Flash memory needs to be erased before it can be written to. Once it starts over, it must erase the old information before it can write. This slows down writing significantly and kills performance. Normally when you delete a file with our current hard drive technology, the file isn't actually deleted. Only the reference to the file is deleted and it is still sitting on your drive, allowing you to "Undelete" so long as the information isn't overwritten. Because SSDs must erase data before writing it, all that deleted information slows it down when it comes around for another pass.

The TRIM command supported by Windows 7 tells the drive to actually delete the file instead of just deleting the reference to the file. This allows the performance of the drive to stay within acceptable limits for longer because when it comes around for another pass, the information is already blanked out.

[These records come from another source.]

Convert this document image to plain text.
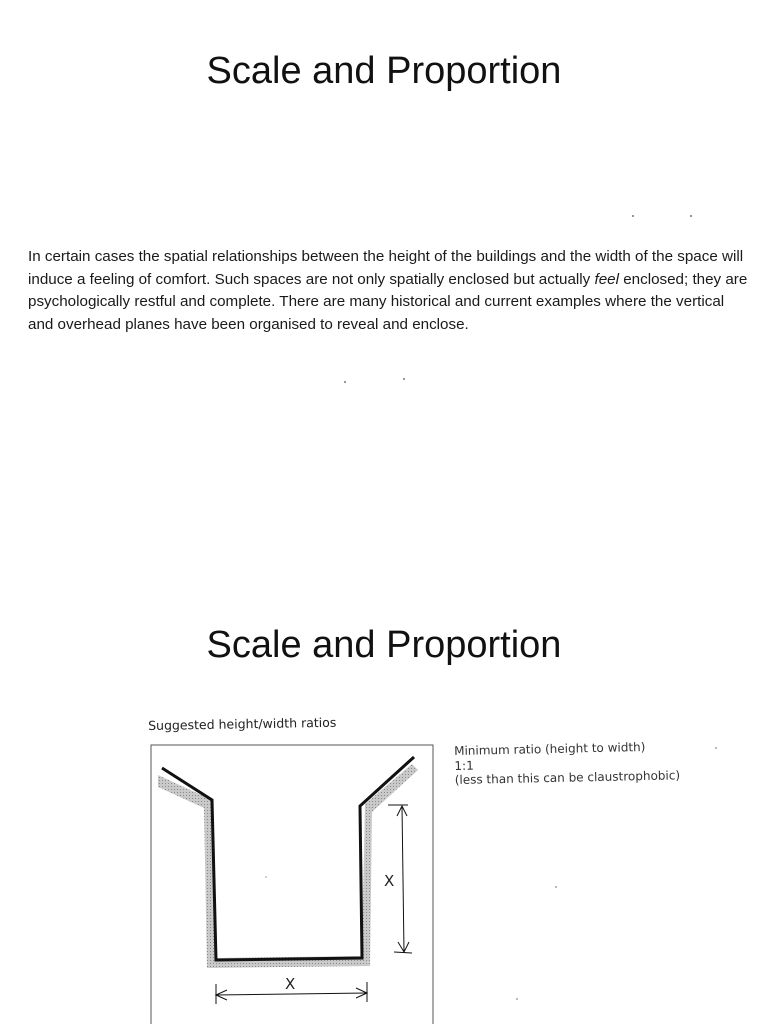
Scale and Proportion

In certain cases the spatial relationships between the height of the buildings and the width of the space will induce a feeling of comfort. Such spaces are not only spatially enclosed but actually feel enclosed; they are psychologically restful and complete. There are many historical and current examples where the vertical and overhead planes have been organised to reveal and enclose.

Scale and Proportion
Suggested height/width ratios
Minimum ratio (height to width)
1:1
(less than this can be claustrophobic)
X
X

Basically SSDs are brand new and our current file system and hard drive tech wasn't designed with their requirements in mind. It will only get better from here on.

by Antilikos » Sat Feb 06, 2010 3:53 pm

Are these things some sort of genetically engineered fungus or something? I don't get the degradation thing...

by Atelo » Sat Feb 06, 2010 12:50 pm

shadowrage wrote:What about running 2 SSDs in Raid 0? Is there anything specail you need to setup to make this work or any certain type of motherborad?
You would only want to do that if you had lots of money and time.

The TRIM command doesn't work yet in raid mode, so the drives would degrade and require command line cleanup utilities to keep them going.